October 8, 2024
Pete Rose, all-time MLB hits leader who received a lifetime ban, dies at 83

Pete Rose, all-time MLB hits leader who received a lifetime ban, dies at 83

Pete Rose, Major League Baseball’s all-time leader who was banned from the sport after betting on his own team as a player and manager, died Monday. He was 83.

The Clark County, Nevada, Medical Examiner’s Office confirmed Rose’s death, the cause of which was not immediately known.

Rose played 24 seasons in the major leagues, the last three as a player-manager. Most famously, he played for the Cincinnati Reds from 1963 to 1978 and again from 1984 to 1986. Rose was placed on the MLB ineligible list in August 1989 after an investigation revealed that he had gambled on baseball – including on his own Reds games – when he was. manager.

He did not admit to gambling on baseball until 2004, when he wrote in his autobiography that he gambled both as a player and a manager, but never against his own team.

Piet Roos speaks
Former Major League Baseball player and manager Pete Rose in Las Vegas on December 15, 2015.Ethan Miller/Getty Images file

Rose was a 17-time All-Star and three-time World Series champion and won the National League MVP award in 1973. He retired after the 1986 season with 4,256 hits, a record that still stands to this day. He also retired the records for games played and at-bats.

Rose, nicknamed ‘Charlie Hustle’, was known for his rough playing style. In the 1970 All-Star Game, he scored the winning run for the National League by colliding with Cleveland Indians catcher Ray Fosse at home plate.

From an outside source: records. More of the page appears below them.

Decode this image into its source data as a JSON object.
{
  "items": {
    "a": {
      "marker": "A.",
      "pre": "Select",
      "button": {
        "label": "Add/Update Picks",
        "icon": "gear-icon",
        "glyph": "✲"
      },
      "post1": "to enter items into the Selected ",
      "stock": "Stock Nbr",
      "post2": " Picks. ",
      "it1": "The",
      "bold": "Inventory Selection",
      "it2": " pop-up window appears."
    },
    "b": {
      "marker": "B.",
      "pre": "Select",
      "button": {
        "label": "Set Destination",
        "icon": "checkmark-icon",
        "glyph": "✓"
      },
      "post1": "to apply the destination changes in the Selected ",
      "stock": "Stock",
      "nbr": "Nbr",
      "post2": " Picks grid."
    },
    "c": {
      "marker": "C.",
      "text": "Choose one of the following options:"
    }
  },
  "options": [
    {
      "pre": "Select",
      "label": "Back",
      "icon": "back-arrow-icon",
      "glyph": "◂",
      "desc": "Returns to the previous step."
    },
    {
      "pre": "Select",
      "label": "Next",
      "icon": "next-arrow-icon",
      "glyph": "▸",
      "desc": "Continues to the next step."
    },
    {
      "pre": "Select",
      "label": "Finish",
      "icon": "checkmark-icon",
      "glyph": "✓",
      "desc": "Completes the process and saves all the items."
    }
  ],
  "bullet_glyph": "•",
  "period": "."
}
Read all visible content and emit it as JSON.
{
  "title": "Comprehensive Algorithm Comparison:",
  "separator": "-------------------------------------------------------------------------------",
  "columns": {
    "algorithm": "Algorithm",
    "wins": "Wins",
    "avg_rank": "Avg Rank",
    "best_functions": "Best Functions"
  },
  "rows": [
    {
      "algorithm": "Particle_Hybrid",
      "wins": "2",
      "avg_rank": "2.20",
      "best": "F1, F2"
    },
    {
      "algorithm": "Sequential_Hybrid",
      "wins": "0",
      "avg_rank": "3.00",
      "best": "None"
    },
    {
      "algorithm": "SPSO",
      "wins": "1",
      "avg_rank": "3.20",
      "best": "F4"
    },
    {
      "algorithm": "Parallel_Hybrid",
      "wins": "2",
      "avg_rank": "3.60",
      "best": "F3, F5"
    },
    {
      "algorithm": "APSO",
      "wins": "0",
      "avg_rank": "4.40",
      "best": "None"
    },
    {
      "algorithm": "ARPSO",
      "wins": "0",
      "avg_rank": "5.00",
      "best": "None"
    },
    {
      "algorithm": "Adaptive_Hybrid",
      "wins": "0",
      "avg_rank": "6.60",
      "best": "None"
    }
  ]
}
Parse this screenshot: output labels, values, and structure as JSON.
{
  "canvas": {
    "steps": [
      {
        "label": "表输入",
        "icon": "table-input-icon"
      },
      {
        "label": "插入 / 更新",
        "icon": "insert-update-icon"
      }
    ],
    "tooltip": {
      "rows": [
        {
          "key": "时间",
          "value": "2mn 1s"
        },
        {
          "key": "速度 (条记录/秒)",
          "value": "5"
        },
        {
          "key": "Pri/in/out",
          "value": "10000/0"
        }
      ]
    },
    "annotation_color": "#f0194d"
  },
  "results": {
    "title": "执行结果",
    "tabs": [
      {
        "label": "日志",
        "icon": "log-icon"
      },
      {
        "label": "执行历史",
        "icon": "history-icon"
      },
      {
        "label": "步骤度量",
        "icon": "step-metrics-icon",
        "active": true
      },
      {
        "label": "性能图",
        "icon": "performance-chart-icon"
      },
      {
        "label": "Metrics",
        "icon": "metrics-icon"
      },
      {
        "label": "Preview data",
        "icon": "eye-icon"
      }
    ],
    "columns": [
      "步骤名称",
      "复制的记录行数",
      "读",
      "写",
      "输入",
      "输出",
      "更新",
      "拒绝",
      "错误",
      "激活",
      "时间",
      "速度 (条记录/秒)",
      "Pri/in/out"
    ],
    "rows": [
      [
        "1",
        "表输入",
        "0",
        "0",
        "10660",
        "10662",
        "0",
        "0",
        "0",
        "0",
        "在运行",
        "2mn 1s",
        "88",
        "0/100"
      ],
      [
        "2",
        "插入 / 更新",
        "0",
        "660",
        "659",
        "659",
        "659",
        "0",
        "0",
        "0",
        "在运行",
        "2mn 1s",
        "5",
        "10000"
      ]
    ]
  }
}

In the years following his ban from baseball, Rose applied for reinstatement several times but was never admitted. The National Hall of Fame also began barring players on its permanently ineligible list from eligibility in 1991, preventing Rose from earning the sport’s highest honor.

Rose faced off-field legal trouble after his suspension. He spent time in prison from July 1990 to January 1991 after pleading guilty to tax evasion.

A court document made public as part of a 2017 lawsuit also alleged that Rose committed statutory rape in the 1970s. In the document, a woman alleged that Rose, then 32, called her in 1973 — when she was 14 or 15 — and then, before she was 16, began “a sexual relationship” with her that “lasted several years.” ”

Rose admitted to having sex with her, but said it was in 1975, when he thought she was 16, the age of consent in Ohio, according to the filing.

The lawsuit that raised the statutory rape allegations was later dismissed, ESPN reported.

A native of Cincinnati, Rose was inducted into the Reds Hall of Fame in 2016. In 1999, he was allowed to take the field in Atlanta as an exception to his ban from appearing at a ceremony for MLB’s All-Century Team.